Marguerite De Santis (“Member”) is a member of the Associations.  In 2012, she opposed to the proposed $40 dues increase by NAR as part of its “REALTORS® Political Survival Initiative.”  She argued that she was only a member of the Associations so that she could access an association-operated multiple listing service which was necessary to her business, and she argued forcing her to pay dues for political activities to operate her business amounted to coercion.  She believed that she should be able to opt out of paying this additional amount of dues.  Therefore, she filed a complaint with the FEC, naming the Associations.
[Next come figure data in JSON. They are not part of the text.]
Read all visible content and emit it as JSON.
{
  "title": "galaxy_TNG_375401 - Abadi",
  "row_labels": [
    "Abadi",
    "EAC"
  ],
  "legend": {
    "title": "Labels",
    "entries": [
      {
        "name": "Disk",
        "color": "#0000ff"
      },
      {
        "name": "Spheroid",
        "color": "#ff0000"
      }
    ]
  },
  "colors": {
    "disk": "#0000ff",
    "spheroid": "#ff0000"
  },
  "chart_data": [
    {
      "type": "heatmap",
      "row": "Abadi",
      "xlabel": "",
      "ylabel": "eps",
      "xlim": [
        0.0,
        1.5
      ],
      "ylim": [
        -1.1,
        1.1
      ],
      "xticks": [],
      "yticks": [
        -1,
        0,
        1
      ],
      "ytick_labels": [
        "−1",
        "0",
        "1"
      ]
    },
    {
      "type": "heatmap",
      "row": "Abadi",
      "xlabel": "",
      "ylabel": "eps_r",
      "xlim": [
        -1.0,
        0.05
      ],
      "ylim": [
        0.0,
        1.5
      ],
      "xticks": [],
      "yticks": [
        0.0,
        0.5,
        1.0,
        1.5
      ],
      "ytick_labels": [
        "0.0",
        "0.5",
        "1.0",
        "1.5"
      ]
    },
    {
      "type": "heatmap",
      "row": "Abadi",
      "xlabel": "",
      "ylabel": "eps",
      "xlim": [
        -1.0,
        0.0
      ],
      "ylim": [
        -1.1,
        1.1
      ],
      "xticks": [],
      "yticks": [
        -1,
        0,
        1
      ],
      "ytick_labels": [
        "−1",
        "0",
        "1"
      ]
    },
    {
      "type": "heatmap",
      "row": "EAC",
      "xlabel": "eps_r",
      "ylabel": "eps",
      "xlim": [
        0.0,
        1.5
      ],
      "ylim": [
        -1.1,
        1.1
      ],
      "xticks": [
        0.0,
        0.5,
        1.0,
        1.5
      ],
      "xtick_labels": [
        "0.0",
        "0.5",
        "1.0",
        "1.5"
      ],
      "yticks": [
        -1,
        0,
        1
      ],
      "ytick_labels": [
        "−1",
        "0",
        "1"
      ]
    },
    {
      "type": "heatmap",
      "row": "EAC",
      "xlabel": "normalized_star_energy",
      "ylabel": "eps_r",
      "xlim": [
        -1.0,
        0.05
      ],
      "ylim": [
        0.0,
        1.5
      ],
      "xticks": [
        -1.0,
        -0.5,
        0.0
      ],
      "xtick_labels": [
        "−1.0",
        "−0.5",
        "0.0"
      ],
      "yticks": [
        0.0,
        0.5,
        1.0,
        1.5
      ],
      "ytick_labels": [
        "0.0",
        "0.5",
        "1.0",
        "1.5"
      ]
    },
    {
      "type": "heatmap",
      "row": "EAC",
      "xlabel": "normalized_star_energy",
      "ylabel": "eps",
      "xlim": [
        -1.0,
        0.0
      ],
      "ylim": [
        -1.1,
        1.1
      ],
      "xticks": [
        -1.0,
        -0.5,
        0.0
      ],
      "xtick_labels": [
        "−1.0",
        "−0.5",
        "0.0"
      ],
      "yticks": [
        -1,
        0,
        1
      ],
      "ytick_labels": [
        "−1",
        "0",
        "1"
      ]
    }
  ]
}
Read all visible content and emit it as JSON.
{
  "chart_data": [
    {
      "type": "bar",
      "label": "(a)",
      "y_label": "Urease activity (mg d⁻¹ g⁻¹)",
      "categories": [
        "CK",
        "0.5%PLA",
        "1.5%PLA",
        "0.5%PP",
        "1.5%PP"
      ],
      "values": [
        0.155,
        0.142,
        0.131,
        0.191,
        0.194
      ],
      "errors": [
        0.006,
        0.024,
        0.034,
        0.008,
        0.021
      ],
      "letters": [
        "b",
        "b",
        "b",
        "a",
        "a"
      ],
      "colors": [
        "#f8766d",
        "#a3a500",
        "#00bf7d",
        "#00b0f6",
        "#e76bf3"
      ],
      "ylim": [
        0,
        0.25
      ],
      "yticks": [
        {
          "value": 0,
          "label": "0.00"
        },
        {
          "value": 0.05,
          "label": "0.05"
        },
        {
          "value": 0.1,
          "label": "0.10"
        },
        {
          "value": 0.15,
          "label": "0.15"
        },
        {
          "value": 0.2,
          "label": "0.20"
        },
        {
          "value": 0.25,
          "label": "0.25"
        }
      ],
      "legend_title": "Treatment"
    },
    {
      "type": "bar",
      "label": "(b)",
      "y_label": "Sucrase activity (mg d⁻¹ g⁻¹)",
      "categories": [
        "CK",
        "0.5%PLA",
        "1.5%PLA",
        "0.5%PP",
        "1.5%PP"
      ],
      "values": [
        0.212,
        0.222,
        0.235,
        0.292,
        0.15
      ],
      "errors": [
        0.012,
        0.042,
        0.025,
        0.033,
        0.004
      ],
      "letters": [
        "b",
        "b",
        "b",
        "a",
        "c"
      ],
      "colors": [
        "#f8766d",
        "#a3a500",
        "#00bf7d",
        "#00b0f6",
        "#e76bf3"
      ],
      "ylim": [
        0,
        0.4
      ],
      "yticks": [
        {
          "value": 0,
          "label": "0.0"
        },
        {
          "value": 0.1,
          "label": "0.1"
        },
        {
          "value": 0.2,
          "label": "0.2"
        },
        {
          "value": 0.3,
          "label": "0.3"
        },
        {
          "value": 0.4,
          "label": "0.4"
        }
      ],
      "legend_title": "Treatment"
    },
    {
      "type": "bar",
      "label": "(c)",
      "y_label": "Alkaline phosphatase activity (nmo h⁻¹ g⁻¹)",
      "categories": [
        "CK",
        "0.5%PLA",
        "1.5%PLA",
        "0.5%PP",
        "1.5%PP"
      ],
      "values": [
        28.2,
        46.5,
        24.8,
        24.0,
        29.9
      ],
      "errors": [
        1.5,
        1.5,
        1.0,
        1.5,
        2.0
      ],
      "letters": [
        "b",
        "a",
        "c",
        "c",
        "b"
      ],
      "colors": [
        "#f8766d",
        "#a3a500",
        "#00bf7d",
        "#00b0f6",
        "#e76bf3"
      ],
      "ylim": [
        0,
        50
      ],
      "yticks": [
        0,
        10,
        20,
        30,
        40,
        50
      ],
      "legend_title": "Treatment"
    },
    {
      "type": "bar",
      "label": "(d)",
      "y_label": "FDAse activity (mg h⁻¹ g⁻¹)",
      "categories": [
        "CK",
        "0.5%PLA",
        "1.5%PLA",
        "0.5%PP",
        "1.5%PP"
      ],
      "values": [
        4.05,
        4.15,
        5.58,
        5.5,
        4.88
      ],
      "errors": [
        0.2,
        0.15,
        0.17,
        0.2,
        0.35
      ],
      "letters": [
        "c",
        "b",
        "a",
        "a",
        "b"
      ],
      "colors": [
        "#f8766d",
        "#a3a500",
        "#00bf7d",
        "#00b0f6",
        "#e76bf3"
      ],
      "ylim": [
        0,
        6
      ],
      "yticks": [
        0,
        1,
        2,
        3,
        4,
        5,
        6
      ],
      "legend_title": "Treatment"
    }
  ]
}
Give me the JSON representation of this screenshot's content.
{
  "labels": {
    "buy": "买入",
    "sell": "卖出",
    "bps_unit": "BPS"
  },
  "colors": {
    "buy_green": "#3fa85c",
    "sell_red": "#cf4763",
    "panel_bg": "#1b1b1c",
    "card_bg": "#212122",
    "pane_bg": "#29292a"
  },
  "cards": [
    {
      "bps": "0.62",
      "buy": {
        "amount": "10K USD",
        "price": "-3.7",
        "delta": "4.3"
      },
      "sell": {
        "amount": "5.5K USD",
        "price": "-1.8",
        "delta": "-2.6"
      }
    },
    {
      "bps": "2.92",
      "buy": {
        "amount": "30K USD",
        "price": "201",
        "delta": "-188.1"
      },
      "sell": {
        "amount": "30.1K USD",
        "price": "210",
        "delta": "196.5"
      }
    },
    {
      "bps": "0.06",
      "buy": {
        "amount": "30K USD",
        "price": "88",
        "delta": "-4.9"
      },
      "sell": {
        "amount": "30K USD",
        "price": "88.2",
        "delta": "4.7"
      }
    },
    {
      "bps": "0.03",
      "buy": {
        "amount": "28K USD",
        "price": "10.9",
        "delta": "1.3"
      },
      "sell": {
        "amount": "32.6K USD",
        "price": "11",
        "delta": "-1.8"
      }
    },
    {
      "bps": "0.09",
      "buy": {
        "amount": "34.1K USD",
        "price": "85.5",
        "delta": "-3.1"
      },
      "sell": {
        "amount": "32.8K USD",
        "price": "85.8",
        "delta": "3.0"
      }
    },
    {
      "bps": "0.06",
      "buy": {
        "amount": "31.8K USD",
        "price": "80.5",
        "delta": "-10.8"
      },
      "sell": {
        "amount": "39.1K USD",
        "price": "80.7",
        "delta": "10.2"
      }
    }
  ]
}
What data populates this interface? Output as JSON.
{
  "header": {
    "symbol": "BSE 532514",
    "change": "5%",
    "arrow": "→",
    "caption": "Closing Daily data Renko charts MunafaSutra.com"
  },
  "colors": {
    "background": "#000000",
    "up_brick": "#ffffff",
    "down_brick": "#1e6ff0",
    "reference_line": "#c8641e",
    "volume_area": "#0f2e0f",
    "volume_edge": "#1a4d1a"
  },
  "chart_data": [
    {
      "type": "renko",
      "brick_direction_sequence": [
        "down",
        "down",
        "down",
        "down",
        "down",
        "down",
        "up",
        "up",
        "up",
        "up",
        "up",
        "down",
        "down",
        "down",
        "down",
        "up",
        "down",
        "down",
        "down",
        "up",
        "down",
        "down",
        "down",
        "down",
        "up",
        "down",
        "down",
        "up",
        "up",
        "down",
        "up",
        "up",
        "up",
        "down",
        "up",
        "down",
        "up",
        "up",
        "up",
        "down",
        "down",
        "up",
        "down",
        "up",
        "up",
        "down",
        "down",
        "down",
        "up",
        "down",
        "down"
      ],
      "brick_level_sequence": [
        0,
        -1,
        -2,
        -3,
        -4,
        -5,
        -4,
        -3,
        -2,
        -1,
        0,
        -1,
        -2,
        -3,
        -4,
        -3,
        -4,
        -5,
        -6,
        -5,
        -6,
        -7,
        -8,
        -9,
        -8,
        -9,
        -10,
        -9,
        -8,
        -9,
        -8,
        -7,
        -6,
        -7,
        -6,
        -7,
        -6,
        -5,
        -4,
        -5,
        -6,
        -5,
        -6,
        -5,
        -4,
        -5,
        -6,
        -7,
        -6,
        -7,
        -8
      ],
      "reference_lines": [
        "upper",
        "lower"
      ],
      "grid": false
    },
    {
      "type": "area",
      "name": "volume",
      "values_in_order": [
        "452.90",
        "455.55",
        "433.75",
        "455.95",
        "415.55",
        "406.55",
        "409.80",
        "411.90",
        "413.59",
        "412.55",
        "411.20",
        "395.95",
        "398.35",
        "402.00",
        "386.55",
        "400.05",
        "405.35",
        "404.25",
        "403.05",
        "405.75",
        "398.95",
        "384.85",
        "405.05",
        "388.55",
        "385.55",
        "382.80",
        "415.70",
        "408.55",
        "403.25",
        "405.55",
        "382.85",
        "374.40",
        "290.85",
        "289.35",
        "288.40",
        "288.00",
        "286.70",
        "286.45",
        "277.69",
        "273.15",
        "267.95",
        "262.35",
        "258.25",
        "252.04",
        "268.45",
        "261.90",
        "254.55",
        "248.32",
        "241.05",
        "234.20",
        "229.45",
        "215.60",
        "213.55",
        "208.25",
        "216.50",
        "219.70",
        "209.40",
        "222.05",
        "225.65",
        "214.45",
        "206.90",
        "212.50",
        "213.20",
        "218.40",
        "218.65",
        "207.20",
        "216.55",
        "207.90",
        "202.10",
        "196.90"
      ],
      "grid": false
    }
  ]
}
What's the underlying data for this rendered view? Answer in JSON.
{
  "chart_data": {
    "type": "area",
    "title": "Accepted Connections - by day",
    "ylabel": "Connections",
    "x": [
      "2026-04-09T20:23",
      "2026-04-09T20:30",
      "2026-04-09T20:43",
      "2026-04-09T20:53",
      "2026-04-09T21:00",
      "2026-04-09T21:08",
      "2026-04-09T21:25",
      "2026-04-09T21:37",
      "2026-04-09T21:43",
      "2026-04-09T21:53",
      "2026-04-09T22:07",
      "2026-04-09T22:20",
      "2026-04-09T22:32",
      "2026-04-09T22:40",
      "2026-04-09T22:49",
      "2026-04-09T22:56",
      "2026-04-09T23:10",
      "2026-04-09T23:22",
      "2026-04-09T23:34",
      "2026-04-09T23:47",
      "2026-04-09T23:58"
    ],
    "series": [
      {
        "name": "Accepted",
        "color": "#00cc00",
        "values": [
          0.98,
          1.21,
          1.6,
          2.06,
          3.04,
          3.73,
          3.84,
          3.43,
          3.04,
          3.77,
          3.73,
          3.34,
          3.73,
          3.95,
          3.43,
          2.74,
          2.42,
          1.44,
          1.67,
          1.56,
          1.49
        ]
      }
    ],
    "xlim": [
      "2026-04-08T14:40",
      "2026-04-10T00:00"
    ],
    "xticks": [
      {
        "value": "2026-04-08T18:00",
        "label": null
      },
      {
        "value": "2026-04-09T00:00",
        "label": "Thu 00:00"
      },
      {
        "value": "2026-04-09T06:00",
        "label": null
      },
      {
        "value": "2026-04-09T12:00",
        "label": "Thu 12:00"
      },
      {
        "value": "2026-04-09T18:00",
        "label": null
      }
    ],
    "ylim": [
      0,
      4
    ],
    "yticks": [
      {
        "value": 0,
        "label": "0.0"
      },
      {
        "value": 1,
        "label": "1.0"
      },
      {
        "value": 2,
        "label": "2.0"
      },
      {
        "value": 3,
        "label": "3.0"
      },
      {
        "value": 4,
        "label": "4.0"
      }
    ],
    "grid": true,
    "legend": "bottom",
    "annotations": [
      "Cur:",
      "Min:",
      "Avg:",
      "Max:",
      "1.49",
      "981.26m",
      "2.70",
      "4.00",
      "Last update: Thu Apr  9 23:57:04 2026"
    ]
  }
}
The Associations responded to the complaint by arguing that following the Supreme Court’s decision in Citizens United (click here to read more), the Associations could use their treasury funds to engage in certain types of political activity, such as independent expenditures.  In addition, the Associations stated that none of the treasury funds would be contributed to federal political committees or federal candidates.

The FEC dismissed the complaint through an administrative process, exercising its prosecutorial discretion because the matter would not be an “efficient use of the Commission’s resources.”  The FEC determined that payment of voluntary membership dues in exchange for services that the Member perceives as valuable to her business (i.e., MLS access) did not warrant further action by the FEC.

Chairman Lee E. Goodman filed a concurring statement to emphasize that a voluntary membership organization’s use of its treasury funds, derived from membership dues, for independent expenditures does not amount to the coercion of individual members under federal law.  Following Citizens United, corporations can engage in these types of activities, and federal campaign finance law only regulates contributions to federal political committees or candidates, not how a corporation chooses to use its treasury funds.

National Association of REALTORS®, MUR 6520 (Fed. Election Comm’n June 18, 2014).